By   /   1 Ottobre 2011  /   Commenti disabilitati su Vasari artista poliedrico alla corte del Duca

In occasione della ricorrenza del quinto centenario della nascita dell’artista aretino Giorgio Vasari è stata allestita nella splendida cornice della Galleria degli Uffizi a Firenze la mostra “Vasari, gli Uffizi e il Duca” che potrà essere visitata sino al 30 ottobre.

Protagonista delle 15 sezioni dell’esposizione è proprio la documentazione artistica approfondita (a partire dai disegni preparatori per i cicli pittorici sino alle monumentali porte lignee) legata alle tappe della realizzazione di quello che fu il più grande e complesso cantiere allestito nel Cinquecento nel capoluogo toscano.

Fu infatti Giorgio Vasari (Arezzo 1511- Firenze 1574) a progettare l’edificio originario degli Uffizi (1559-1560) il cui nome deriva dal fatto che il Duca Cosimo I de’Medici decise di destinarlo a sede degli uffici governativi e delle Magistrature.

Fulcro del brillante risultato architettonico, arricchito all’ultimo piano dalla celebre loggia, fu la stretta collaborazione proprio tra il Duca e il Vasari, il suo artista prediletto.
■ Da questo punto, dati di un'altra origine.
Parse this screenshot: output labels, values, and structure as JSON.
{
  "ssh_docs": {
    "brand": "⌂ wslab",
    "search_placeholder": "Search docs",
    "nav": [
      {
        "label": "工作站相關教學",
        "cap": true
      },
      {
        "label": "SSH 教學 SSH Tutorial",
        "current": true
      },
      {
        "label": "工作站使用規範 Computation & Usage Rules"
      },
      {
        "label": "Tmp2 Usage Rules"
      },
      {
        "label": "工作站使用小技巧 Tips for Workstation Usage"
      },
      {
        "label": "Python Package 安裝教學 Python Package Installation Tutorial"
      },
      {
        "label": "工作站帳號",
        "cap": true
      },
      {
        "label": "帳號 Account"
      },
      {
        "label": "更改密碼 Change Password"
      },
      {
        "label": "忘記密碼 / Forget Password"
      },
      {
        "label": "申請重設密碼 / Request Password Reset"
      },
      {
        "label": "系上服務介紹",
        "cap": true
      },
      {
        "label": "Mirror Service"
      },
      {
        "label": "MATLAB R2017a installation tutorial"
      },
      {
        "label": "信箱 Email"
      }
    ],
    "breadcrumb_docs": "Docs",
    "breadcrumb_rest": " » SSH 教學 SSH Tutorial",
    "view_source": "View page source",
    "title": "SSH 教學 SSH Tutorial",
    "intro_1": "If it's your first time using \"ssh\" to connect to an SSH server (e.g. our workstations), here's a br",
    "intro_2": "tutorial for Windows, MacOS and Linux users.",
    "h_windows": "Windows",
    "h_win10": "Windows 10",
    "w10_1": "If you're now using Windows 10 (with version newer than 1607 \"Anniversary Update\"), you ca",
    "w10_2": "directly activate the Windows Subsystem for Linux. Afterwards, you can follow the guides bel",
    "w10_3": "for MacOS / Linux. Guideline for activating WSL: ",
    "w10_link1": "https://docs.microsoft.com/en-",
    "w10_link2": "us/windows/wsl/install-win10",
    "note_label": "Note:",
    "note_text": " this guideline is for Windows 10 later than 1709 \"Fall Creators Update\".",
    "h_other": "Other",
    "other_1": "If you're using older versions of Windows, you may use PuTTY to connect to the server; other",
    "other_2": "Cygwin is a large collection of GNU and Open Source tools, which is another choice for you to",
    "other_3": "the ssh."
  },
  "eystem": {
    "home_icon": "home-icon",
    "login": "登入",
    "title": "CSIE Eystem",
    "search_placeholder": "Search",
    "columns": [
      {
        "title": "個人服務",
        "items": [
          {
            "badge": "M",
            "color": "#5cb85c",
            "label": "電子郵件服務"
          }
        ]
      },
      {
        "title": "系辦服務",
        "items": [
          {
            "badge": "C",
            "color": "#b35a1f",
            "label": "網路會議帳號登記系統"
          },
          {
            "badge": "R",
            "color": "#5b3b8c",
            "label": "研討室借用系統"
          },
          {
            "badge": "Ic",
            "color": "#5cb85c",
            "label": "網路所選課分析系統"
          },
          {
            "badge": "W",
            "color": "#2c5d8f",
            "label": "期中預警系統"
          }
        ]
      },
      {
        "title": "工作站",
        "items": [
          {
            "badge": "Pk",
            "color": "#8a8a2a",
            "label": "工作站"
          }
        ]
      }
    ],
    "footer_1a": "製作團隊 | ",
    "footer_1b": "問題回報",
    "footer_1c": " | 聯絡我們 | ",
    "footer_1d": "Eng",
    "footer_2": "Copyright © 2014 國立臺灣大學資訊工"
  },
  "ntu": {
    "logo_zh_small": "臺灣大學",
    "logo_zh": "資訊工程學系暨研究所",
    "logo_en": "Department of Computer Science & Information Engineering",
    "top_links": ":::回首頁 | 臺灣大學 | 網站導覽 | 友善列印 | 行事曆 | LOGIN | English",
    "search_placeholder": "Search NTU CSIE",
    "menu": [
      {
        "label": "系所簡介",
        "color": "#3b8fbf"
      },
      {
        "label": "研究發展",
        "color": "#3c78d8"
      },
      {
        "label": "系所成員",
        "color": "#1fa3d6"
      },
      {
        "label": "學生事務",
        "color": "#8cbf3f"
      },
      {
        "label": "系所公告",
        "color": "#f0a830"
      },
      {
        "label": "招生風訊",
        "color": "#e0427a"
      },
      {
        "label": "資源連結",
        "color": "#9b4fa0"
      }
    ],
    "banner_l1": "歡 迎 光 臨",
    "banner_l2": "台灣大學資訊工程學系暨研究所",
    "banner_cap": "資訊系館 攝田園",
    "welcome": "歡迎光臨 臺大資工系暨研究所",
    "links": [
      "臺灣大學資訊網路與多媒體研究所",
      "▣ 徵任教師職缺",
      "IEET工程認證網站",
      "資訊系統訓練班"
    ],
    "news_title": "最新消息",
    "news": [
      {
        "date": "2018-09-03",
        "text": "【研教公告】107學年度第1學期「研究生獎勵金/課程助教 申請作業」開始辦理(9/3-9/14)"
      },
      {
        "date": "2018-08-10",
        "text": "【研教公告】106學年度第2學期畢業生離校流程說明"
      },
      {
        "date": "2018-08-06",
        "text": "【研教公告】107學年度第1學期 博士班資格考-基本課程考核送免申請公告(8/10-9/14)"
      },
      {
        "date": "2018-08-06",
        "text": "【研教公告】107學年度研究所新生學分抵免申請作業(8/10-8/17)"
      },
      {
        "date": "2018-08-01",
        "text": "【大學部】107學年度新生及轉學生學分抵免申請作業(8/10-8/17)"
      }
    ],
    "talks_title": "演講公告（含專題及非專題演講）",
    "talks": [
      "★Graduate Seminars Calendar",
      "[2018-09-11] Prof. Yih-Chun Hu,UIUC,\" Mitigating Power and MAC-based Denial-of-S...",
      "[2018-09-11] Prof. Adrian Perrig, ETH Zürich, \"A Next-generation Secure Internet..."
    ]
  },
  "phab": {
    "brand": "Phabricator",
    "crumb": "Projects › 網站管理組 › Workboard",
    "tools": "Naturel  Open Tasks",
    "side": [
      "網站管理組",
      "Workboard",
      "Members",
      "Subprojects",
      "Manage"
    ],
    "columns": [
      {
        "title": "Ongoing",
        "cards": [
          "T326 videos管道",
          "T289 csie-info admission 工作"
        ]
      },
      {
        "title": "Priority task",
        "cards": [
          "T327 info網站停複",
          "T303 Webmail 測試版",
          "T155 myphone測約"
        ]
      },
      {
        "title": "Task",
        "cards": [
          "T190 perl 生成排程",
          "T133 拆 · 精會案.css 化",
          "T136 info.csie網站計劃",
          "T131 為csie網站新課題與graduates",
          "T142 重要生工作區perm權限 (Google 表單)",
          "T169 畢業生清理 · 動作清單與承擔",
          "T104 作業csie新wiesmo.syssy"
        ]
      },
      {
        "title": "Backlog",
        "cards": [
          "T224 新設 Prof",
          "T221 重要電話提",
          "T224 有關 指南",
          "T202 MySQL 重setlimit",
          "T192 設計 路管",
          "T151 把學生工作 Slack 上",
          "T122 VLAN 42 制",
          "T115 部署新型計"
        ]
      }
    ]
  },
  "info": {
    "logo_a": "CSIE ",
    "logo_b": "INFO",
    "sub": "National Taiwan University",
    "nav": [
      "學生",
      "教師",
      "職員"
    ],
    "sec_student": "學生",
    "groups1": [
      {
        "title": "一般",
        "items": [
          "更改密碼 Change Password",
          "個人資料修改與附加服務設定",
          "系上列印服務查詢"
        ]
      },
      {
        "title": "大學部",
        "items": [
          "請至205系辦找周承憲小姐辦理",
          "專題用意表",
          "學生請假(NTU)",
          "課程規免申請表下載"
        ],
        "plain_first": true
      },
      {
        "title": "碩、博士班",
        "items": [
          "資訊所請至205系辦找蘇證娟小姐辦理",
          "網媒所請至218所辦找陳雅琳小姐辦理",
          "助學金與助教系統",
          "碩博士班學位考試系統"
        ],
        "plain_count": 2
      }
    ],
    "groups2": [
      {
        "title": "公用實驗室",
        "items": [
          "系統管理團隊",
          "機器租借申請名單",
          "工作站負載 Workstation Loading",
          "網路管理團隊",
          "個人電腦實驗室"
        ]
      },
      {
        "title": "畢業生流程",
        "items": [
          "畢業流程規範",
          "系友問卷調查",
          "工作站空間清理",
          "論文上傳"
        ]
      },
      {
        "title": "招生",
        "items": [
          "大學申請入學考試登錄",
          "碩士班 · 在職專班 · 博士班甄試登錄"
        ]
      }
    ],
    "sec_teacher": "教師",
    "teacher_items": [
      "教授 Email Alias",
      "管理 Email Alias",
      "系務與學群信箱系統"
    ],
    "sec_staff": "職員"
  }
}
Essi procedettero all’unisono nella realizzazione di un’opera articolata, un vero e proprio sistema a scala urbana che modificò l’assetto tra palazzo Vecchio e l’Arno creando di fatto un unico complesso con palazzo Pitti.

Lo stile architettonico rispecchia la politica accentratrice del casato dei Medici. L’abilità del Vasari fu proprio quella di saper interpretare alla perfezione i gusti e le aspettative della committenza, conferendo forma spaziale alla forte volontà di autorappresentazione del Duca.

Il nuovo stabile venne presto destinato anche ad ospitare pregevoli statue antiche facenti parte della collezione del nobile casato. Proprio queste opere dettero origine all’odierna collezione d’arte ospitata negli Uffizi. Spicca tra questi capolavori il busto bronzeo del Cellini in cui è raffigurato proprio il Duca Cosimo.

L’afflato con Cosimo, per quanto saldo, non fu tuttavia immediato. Vasari inizialmente non ebbe infatti vita facile in quanto  Firenze era allora caratterizzata da un ambiente artistico esuberante su cui aleggiava la fama di Michelangelo Buonarroti e in cui operavano figure come il Bronzino, il Pontormo e il Bachiacca. Dovette attendere il 1554 per entrare al servizio del mecenate Cosimo.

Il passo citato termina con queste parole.